Napoleonic Foot Soldiers and Civilians: A Brief History with Documents, by Rafe Blaufarb and Claudia Liebeskind, Bedford/St. Martin’s Press, Boston, 2011, $15.95
The Napoleonic wars generate hundreds of books every year, usually devoted to the military and political aspects of the era. But given the millions of lives the wars affected throughout Europe and even the United States, it should be just as interesting to know something about what the common people were thinking at the time. In Napoleonic Foot Soldiers and Civilians, Rafe Blaufarb, director of the Institute on Napoléon and the French Revolution at Florida State University, and Claudia Liebeskind, associate professor of history at FSU, have compiled memoirs and diaries left by common soldiers, providing their perspective on the first total war in modern history.
Not all of the participants were heroes. Benjamin Randell Harris, for example, had been a shepherd before he enlisted in the 66th Regiment of Foot and later transferred to the elite 95th Rifles, in which he expected to find glory: “…a glory they were not long in achieving,” he wrote in his memoir, “as out of the 150 of the Leicestershire, in which we enlisted in Hastings, scarce one man, I should say, who served, but could have shewn at the year’s end some token of the fields he had fought in; very many found a grave, and some returned to Hythe with loss of their limbs.”
Among the important documentary material the authors include is that of Jakob Walter (1788–1864), a soldier from the Duchy of Württemberg whose hitherto unknown memoir may be the only account by a common soldier in the Grande Armée during Napoléon Bonaparte’s invasion of Russia. Walter passed it to one of his sons, who immigrated to Kansas in 1856; it was rediscovered in the 1930s.
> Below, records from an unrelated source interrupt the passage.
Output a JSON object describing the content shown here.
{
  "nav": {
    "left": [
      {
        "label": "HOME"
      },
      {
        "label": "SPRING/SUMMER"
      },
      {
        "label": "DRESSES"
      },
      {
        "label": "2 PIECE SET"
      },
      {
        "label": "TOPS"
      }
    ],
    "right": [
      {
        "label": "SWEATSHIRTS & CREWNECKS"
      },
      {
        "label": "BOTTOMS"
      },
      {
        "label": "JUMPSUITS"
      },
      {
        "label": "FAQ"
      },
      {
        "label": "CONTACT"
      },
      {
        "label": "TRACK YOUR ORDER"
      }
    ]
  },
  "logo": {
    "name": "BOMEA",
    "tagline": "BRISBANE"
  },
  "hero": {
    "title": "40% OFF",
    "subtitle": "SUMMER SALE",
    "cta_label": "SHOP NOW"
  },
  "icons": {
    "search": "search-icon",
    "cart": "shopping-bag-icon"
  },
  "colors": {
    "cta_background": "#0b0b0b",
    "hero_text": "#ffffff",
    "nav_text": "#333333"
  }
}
As Napoléon watched the remnants of his army retreat toward the Berezina River, Walter observed: “[His] outward manner seemed indifferent and unconcerned over his soldier’s wretchedness. He may have felt only ambition and lost his honor in his heart. Although the French and Allies shouted oaths and curses about his guilty person, he heard them unmoved.”
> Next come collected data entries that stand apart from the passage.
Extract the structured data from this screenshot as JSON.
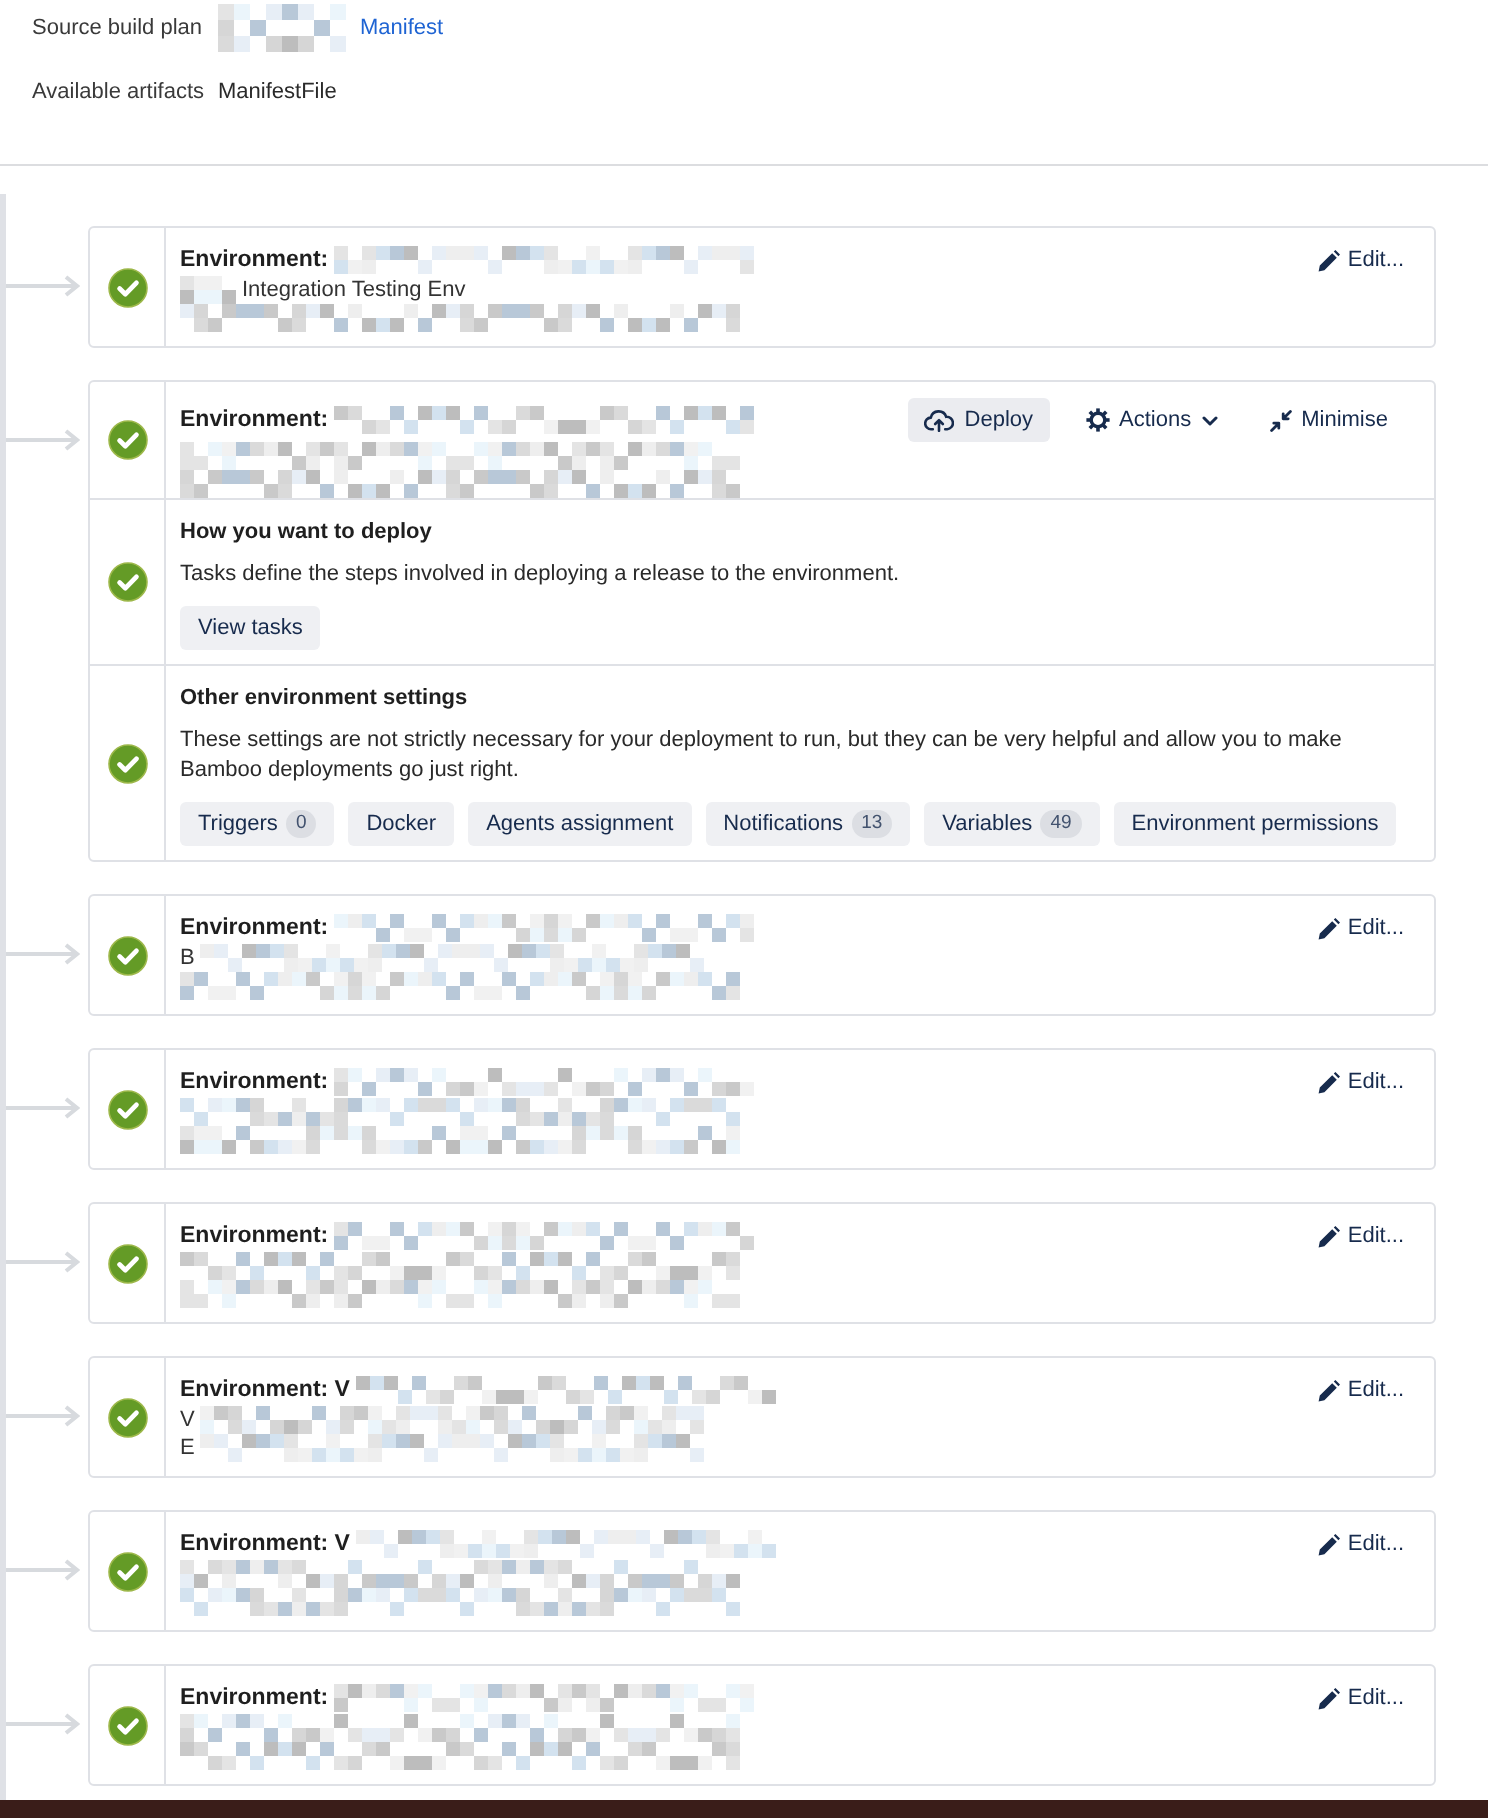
{
  "source": {
    "build_plan": {
      "label": "Source build plan",
      "link": "Manifest"
    },
    "artifacts": {
      "label": "Available artifacts",
      "value": "ManifestFile"
    }
  },
  "environments": [
    {
      "title": "Environment:",
      "passed": true,
      "lines": [
        {
          "kind": "suffix",
          "text": "Integration Testing Env"
        },
        {
          "kind": "masked"
        }
      ],
      "actions": [
        {
          "kind": "edit",
          "label": "Edit..."
        }
      ]
    },
    {
      "title": "Environment:",
      "passed": true,
      "lines": [
        {
          "kind": "masked"
        },
        {
          "kind": "masked"
        }
      ],
      "actions": [
        {
          "kind": "deploy",
          "label": "Deploy"
        },
        {
          "kind": "menu",
          "label": "Actions"
        },
        {
          "kind": "minimise",
          "label": "Minimise"
        }
      ],
      "sections": [
        {
          "heading": "How you want to deploy",
          "passed": true,
          "description": "Tasks define the steps involved in deploying a release to the environment.",
          "buttons": [
            {
              "label": "View tasks"
            }
          ]
        },
        {
          "heading": "Other environment settings",
          "passed": true,
          "description": "These settings are not strictly necessary for your deployment to run, but they can be very helpful and allow you to make Bamboo deployments go just right.",
          "buttons": [
            {
              "label": "Triggers",
              "count": "0"
            },
            {
              "label": "Docker"
            },
            {
              "label": "Agents assignment"
            },
            {
              "label": "Notifications",
              "count": "13"
            },
            {
              "label": "Variables",
              "count": "49"
            },
            {
              "label": "Environment permissions"
            }
          ]
        }
      ]
    },
    {
      "title": "Environment:",
      "passed": true,
      "lines": [
        {
          "kind": "prefix",
          "text": "B"
        },
        {
          "kind": "masked"
        }
      ],
      "actions": [
        {
          "kind": "edit",
          "label": "Edit..."
        }
      ]
    },
    {
      "title": "Environment:",
      "passed": true,
      "lines": [
        {
          "kind": "masked"
        },
        {
          "kind": "masked"
        }
      ],
      "actions": [
        {
          "kind": "edit",
          "label": "Edit..."
        }
      ]
    },
    {
      "title": "Environment:",
      "passed": true,
      "lines": [
        {
          "kind": "masked"
        },
        {
          "kind": "masked"
        }
      ],
      "actions": [
        {
          "kind": "edit",
          "label": "Edit..."
        }
      ]
    },
    {
      "title": "Environment: V",
      "passed": true,
      "lines": [
        {
          "kind": "prefix",
          "text": "V"
        },
        {
          "kind": "prefix",
          "text": "E"
        }
      ],
      "actions": [
        {
          "kind": "edit",
          "label": "Edit..."
        }
      ]
    },
    {
      "title": "Environment: V",
      "passed": true,
      "lines": [
        {
          "kind": "masked"
        },
        {
          "kind": "masked"
        }
      ],
      "actions": [
        {
          "kind": "edit",
          "label": "Edit..."
        }
      ]
    },
    {
      "title": "Environment:",
      "passed": true,
      "lines": [
        {
          "kind": "masked"
        },
        {
          "kind": "masked"
        }
      ],
      "actions": [
        {
          "kind": "edit",
          "label": "Edit..."
        }
      ]
    }
  ]
}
The authors’ introduction describes the nature of the Napoleonic wars and ends with 11 questions for future consideration. The major question, of course, is whether a war is ever good. The authors found an answer in the diary of Friedrich Ludwig Burka, a prosperous farmer from Wiesbaden: “None of us will forget this year. Whoever has not experienced it personally would not believe the hardships war brings. Thousands dead on the battlefield, thousands crippled, and even more in poverty, misfortune and misery, thousands who go to an early grave because of this. It is impossible to describe all the misery of war.” Whoever reads this fascinating and revealing book might be inclined to agree with him.